Une règle essentielle : ne jamais lire vos diapositives à voix haute. La raison en est claire : l'œil lit plus vite que la bouche. L'oeil lit à 238 mots par minute alors que la bouche lit à 183 mots par minute). Donc... mon auditoire aura terminé de lire avant moi s'ils suivent le texte. Il demeure des exceptions, si vous devez valider un texte avec votre audience. Dans ce cas, affichez le texte et gardez le silence. Lisez dans votre tête en même temps que votre auditoire, puis reprennez la parole le temps venu de commenter la diapositive.
Pas d'effets spéciaux!
Vous n’êtes pas Denis Villeneuve! Alors lâchez donc les effets spéciaux impressionnants, des transitions sophistiquées, des animations tous azimuts, des effets de flammes ou de scintillement. Vous allez donner le mal de mer à votre auditoire. Des logiciels en ligne comme Prezi proposent même des présentations très bien faites en 3D de votre doc… honnêtement, tout ça ne sert à rien. Oui, vous pouvez à l’occasion souligner, faire un clin d’œil, surprendre. Mais par pitié, du calme… Vous ne voulez pas perdre un client épileptique pour une sombre histoire de transition de diapos.
Des visuels forts
Choisissez des visuels qui renforcent votre propos. Cela peut-être une phrase, une donnée, une illustration, une photo, peu importe. Mais garder ça simple en évitant de superposer une phrase avec une donnée sur une illustration ou une photo. Une diapo, une idée.
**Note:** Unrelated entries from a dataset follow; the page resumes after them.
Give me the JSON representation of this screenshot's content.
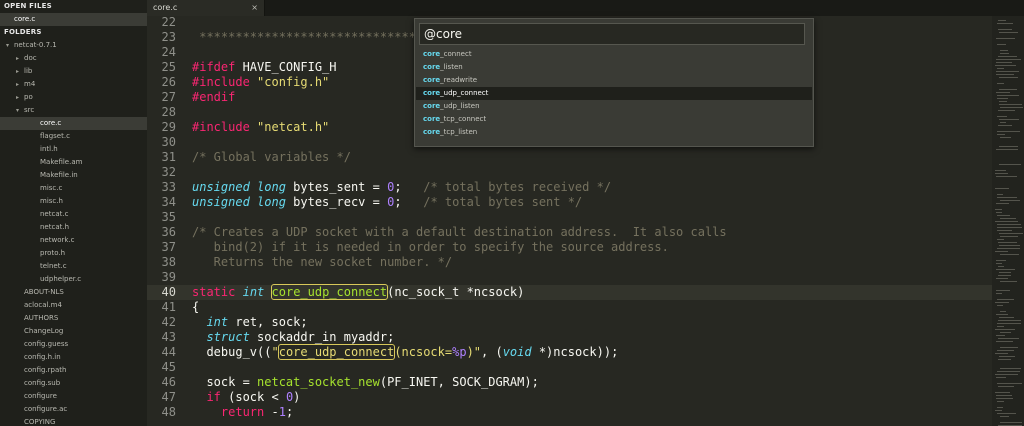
{
  "sidebar": {
    "open_files_header": "OPEN FILES",
    "open_files": [
      "core.c"
    ],
    "folders_header": "FOLDERS",
    "tree": [
      {
        "label": "netcat-0.7.1",
        "depth": 0,
        "arrow": "▾"
      },
      {
        "label": "doc",
        "depth": 1,
        "arrow": "▸"
      },
      {
        "label": "lib",
        "depth": 1,
        "arrow": "▸"
      },
      {
        "label": "m4",
        "depth": 1,
        "arrow": "▸"
      },
      {
        "label": "po",
        "depth": 1,
        "arrow": "▸"
      },
      {
        "label": "src",
        "depth": 1,
        "arrow": "▾"
      },
      {
        "label": "core.c",
        "depth": 2,
        "arrow": "",
        "selected": true
      },
      {
        "label": "flagset.c",
        "depth": 2,
        "arrow": ""
      },
      {
        "label": "intl.h",
        "depth": 2,
        "arrow": ""
      },
      {
        "label": "Makefile.am",
        "depth": 2,
        "arrow": ""
      },
      {
        "label": "Makefile.in",
        "depth": 2,
        "arrow": ""
      },
      {
        "label": "misc.c",
        "depth": 2,
        "arrow": ""
      },
      {
        "label": "misc.h",
        "depth": 2,
        "arrow": ""
      },
      {
        "label": "netcat.c",
        "depth": 2,
        "arrow": ""
      },
      {
        "label": "netcat.h",
        "depth": 2,
        "arrow": ""
      },
      {
        "label": "network.c",
        "depth": 2,
        "arrow": ""
      },
      {
        "label": "proto.h",
        "depth": 2,
        "arrow": ""
      },
      {
        "label": "telnet.c",
        "depth": 2,
        "arrow": ""
      },
      {
        "label": "udphelper.c",
        "depth": 2,
        "arrow": ""
      },
      {
        "label": "ABOUT-NLS",
        "depth": 1,
        "arrow": ""
      },
      {
        "label": "aclocal.m4",
        "depth": 1,
        "arrow": ""
      },
      {
        "label": "AUTHORS",
        "depth": 1,
        "arrow": ""
      },
      {
        "label": "ChangeLog",
        "depth": 1,
        "arrow": ""
      },
      {
        "label": "config.guess",
        "depth": 1,
        "arrow": ""
      },
      {
        "label": "config.h.in",
        "depth": 1,
        "arrow": ""
      },
      {
        "label": "config.rpath",
        "depth": 1,
        "arrow": ""
      },
      {
        "label": "config.sub",
        "depth": 1,
        "arrow": ""
      },
      {
        "label": "configure",
        "depth": 1,
        "arrow": ""
      },
      {
        "label": "configure.ac",
        "depth": 1,
        "arrow": ""
      },
      {
        "label": "COPYING",
        "depth": 1,
        "arrow": ""
      }
    ]
  },
  "tab": {
    "label": "core.c",
    "close": "×"
  },
  "editor": {
    "current_line": 40,
    "lines": [
      {
        "n": 22,
        "tokens": [
          {
            "t": "",
            "c": ""
          }
        ]
      },
      {
        "n": 23,
        "tokens": [
          {
            "t": " ******************************************",
            "c": "cm"
          }
        ]
      },
      {
        "n": 24,
        "tokens": [
          {
            "t": "",
            "c": ""
          }
        ]
      },
      {
        "n": 25,
        "tokens": [
          {
            "t": "#ifdef",
            "c": "kw"
          },
          {
            "t": " HAVE_CONFIG_H",
            "c": ""
          }
        ]
      },
      {
        "n": 26,
        "tokens": [
          {
            "t": "#include",
            "c": "kw"
          },
          {
            "t": " ",
            "c": ""
          },
          {
            "t": "\"config.h\"",
            "c": "st"
          }
        ]
      },
      {
        "n": 27,
        "tokens": [
          {
            "t": "#endif",
            "c": "kw"
          }
        ]
      },
      {
        "n": 28,
        "tokens": [
          {
            "t": "",
            "c": ""
          }
        ]
      },
      {
        "n": 29,
        "tokens": [
          {
            "t": "#include",
            "c": "kw"
          },
          {
            "t": " ",
            "c": ""
          },
          {
            "t": "\"netcat.h\"",
            "c": "st"
          }
        ]
      },
      {
        "n": 30,
        "tokens": [
          {
            "t": "",
            "c": ""
          }
        ]
      },
      {
        "n": 31,
        "tokens": [
          {
            "t": "/* Global variables */",
            "c": "cm"
          }
        ]
      },
      {
        "n": 32,
        "tokens": [
          {
            "t": "",
            "c": ""
          }
        ]
      },
      {
        "n": 33,
        "tokens": [
          {
            "t": "unsigned long",
            "c": "ty"
          },
          {
            "t": " bytes_sent = ",
            "c": ""
          },
          {
            "t": "0",
            "c": "num"
          },
          {
            "t": ";   ",
            "c": ""
          },
          {
            "t": "/* total bytes received */",
            "c": "cm"
          }
        ]
      },
      {
        "n": 34,
        "tokens": [
          {
            "t": "unsigned long",
            "c": "ty"
          },
          {
            "t": " bytes_recv = ",
            "c": ""
          },
          {
            "t": "0",
            "c": "num"
          },
          {
            "t": ";   ",
            "c": ""
          },
          {
            "t": "/* total bytes sent */",
            "c": "cm"
          }
        ]
      },
      {
        "n": 35,
        "tokens": [
          {
            "t": "",
            "c": ""
          }
        ]
      },
      {
        "n": 36,
        "tokens": [
          {
            "t": "/* Creates a UDP socket with a default destination address.  It also calls",
            "c": "cm"
          }
        ]
      },
      {
        "n": 37,
        "tokens": [
          {
            "t": "   bind(2) if it is needed in order to specify the source address.",
            "c": "cm"
          }
        ]
      },
      {
        "n": 38,
        "tokens": [
          {
            "t": "   Returns the new socket number. */",
            "c": "cm"
          }
        ]
      },
      {
        "n": 39,
        "tokens": [
          {
            "t": "",
            "c": ""
          }
        ]
      },
      {
        "n": 40,
        "tokens": [
          {
            "t": "static",
            "c": "kw"
          },
          {
            "t": " ",
            "c": ""
          },
          {
            "t": "int",
            "c": "ty"
          },
          {
            "t": " ",
            "c": ""
          },
          {
            "t": "core_udp_connect",
            "c": "fn hl"
          },
          {
            "t": "(nc_sock_t *ncsock)",
            "c": ""
          }
        ]
      },
      {
        "n": 41,
        "tokens": [
          {
            "t": "{",
            "c": ""
          }
        ]
      },
      {
        "n": 42,
        "tokens": [
          {
            "t": "  ",
            "c": ""
          },
          {
            "t": "int",
            "c": "ty"
          },
          {
            "t": " ret, sock;",
            "c": ""
          }
        ]
      },
      {
        "n": 43,
        "tokens": [
          {
            "t": "  ",
            "c": ""
          },
          {
            "t": "struct",
            "c": "ty"
          },
          {
            "t": " sockaddr_in myaddr;",
            "c": ""
          }
        ]
      },
      {
        "n": 44,
        "tokens": [
          {
            "t": "  debug_v((",
            "c": ""
          },
          {
            "t": "\"",
            "c": "st"
          },
          {
            "t": "core_udp_connect",
            "c": "st hl"
          },
          {
            "t": "(ncsock=",
            "c": "st"
          },
          {
            "t": "%p",
            "c": "num"
          },
          {
            "t": ")\"",
            "c": "st"
          },
          {
            "t": ", (",
            "c": ""
          },
          {
            "t": "void",
            "c": "ty"
          },
          {
            "t": " *)ncsock));",
            "c": ""
          }
        ]
      },
      {
        "n": 45,
        "tokens": [
          {
            "t": "",
            "c": ""
          }
        ]
      },
      {
        "n": 46,
        "tokens": [
          {
            "t": "  sock = ",
            "c": ""
          },
          {
            "t": "netcat_socket_new",
            "c": "fn"
          },
          {
            "t": "(PF_INET, SOCK_DGRAM);",
            "c": ""
          }
        ]
      },
      {
        "n": 47,
        "tokens": [
          {
            "t": "  ",
            "c": ""
          },
          {
            "t": "if",
            "c": "kw"
          },
          {
            "t": " (sock < ",
            "c": ""
          },
          {
            "t": "0",
            "c": "num"
          },
          {
            "t": ")",
            "c": ""
          }
        ]
      },
      {
        "n": 48,
        "tokens": [
          {
            "t": "    ",
            "c": ""
          },
          {
            "t": "return",
            "c": "kw"
          },
          {
            "t": " -",
            "c": ""
          },
          {
            "t": "1",
            "c": "num"
          },
          {
            "t": ";",
            "c": ""
          }
        ]
      }
    ]
  },
  "palette": {
    "query": "@core",
    "match": "core",
    "selected_index": 3,
    "items": [
      "core_connect",
      "core_listen",
      "core_readwrite",
      "core_udp_connect",
      "core_udp_listen",
      "core_tcp_connect",
      "core_tcp_listen"
    ]
  },
  "colors": {
    "background": "#272822",
    "keyword": "#f92672",
    "type": "#66d9ef",
    "string": "#e6db74",
    "comment": "#75715e",
    "function": "#a6e22e",
    "number": "#ae81ff"
  }
}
Faites hurler les chiffres
Si vous présentez des chiffres, c'est qu'ils sont important. Il est essentiel de les rendre accessibles et compréhensibles, alors mettez-les en scène et donnez-leur la parole. Méfiez-vous de trois choses : le contexte, les unités, et l'ordre de grandeur. Je m'explique.
- Le contexte : souvent, vos chiffres sont présentés dans des tableaux impossibles à lire de loin. Évitez de tomber dans ce piège, et dites-moi où regarder. Entourez votre nombre-vedette, ou cachez les autres, bref... dirigez mon attention!
- Les unités : Si vous devez parler de qubits, de nits, de lux ou de tout nombre suivi d'une unité de mesure inconnue par votre auditoire, vous allez devoir vous expliquer avant de commencer. "Voici ce qu'un un nit..." Pour l'ordre de grandeur, votre public n'est pas censé savoir si c'est bien ou poche, grand ou petit. Aidez-moi à comprendre! "1 nit, c'est la luminosité de 1 bougie dans l'oscurité totale. Le nouvel iPhone est équipe d'un écran de 1200 nits." Soudaiement, je comprends que c'est "beaucoup, 1200 bougies".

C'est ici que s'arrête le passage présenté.